We thank the referee for their detailed review and constructive comments on our bachelor's thesis. We respond to the major comments point by point below.

read point-by-point responses
  1. Referee: The central claim that 'promising magnetic properties of an Nd-lean quaternary compound suitable for engineering applications have been identified' rests on the accuracy of the MAE, Tc, and Ms predictions for (Zr0.5Nd0.5)Fe11Ti. The abstract states that special attention was given to the 4f–3d interaction, yet provides no explicit description of the chosen method (Hubbard U value, open-core approximation, or hybrid functional) nor any benchmark of computed MAE against measured values for the reference compound NdFe11Ti. Given that MAE is typically only a few meV/f.u. and is known to be highly sensitive to the positioning of Nd 4f states, this omission is load-bearing for the claim.

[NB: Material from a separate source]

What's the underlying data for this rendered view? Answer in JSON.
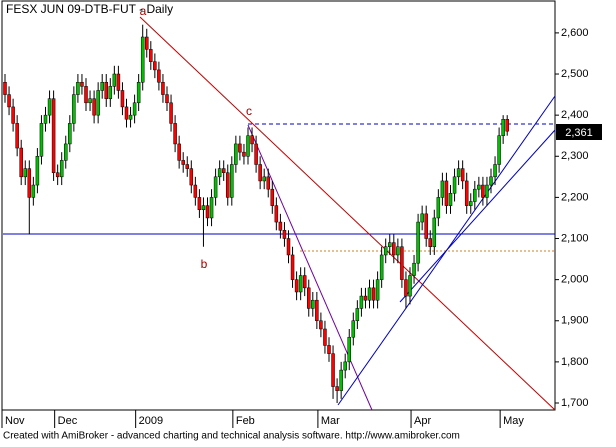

    Authors: We agree that the abstract would be improved by a brief explicit reference to the 4f treatment. The full manuscript describes the approach to the Nd 4f electrons and their interaction with 3d electrons in the computational methods section, along with comparisons to available experimental data for NdFe11Ti. We will revise the abstract to include a concise statement on the method used. revision: yes

  2. Referee: The manuscript notes that 'limited availability of data, especially for Zr-containing compounds, limits the scope of such comparisons.' Without quantitative error bars, sensitivity analysis to the 4f treatment, or direct validation of the quaternary predictions against any measured MAE or Tc, the error margin on the reported properties for (Zr0.5Nd0.5)Fe11Ti and (Zr0.5Nd0.5)Fe10CoTi remains unknown and prevents a robust assessment of whether they are truly 'promising.'

    Authors: We acknowledge that the limited experimental data, already noted in the manuscript, constrains direct validation. Comparisons for Ms, Tc and MAE are provided for binary and ternary compounds where data exist. Quaternary results are evaluated via trends from these validated cases. We will add a note on estimated uncertainties derived from the observed variations in the benchmarked compositions. A full sensitivity analysis lies outside the current thesis scope. revision: partial

standing simulated objections not resolved
  • Direct experimental measurements for the specific quaternary and quinary compounds are not available in the literature, preventing direct validation of those predictions.

Circularity Check

0 steps flagged

No circularity: direct DFT computations on compounds yield independent property predictions

full rationale

The paper's chain consists of standard DFT calculations (with noted attention to 4f treatment) to obtain Ms, Tc and MAE for binary through quinary ThMn12-type compounds, followed by comparison to sparse experimental data and literature. No equations, fitted parameters or self-citations are shown that reduce the reported quaternary/quinary results to prior inputs by construction; the outputs are generated from the electronic-structure method applied to each composition. This is the normal case of a self-contained computational study.

Axiom & Free-Parameter Ledger

0 free parameters · 1 axioms · 0 invented entities

The central claim rests on the domain assumption that standard DFT functionals can capture the relevant magnetic energetics once 4f electrons are treated appropriately; no free parameters or invented entities are named in the abstract.

axioms (1)
  • domain assumption DFT calculations with appropriate treatment of Nd 4f electrons yield reliable values for Ms, Tc, and MAE in these compounds
    Invoked throughout the abstract as the basis for all property assessments and comparisons to experiment.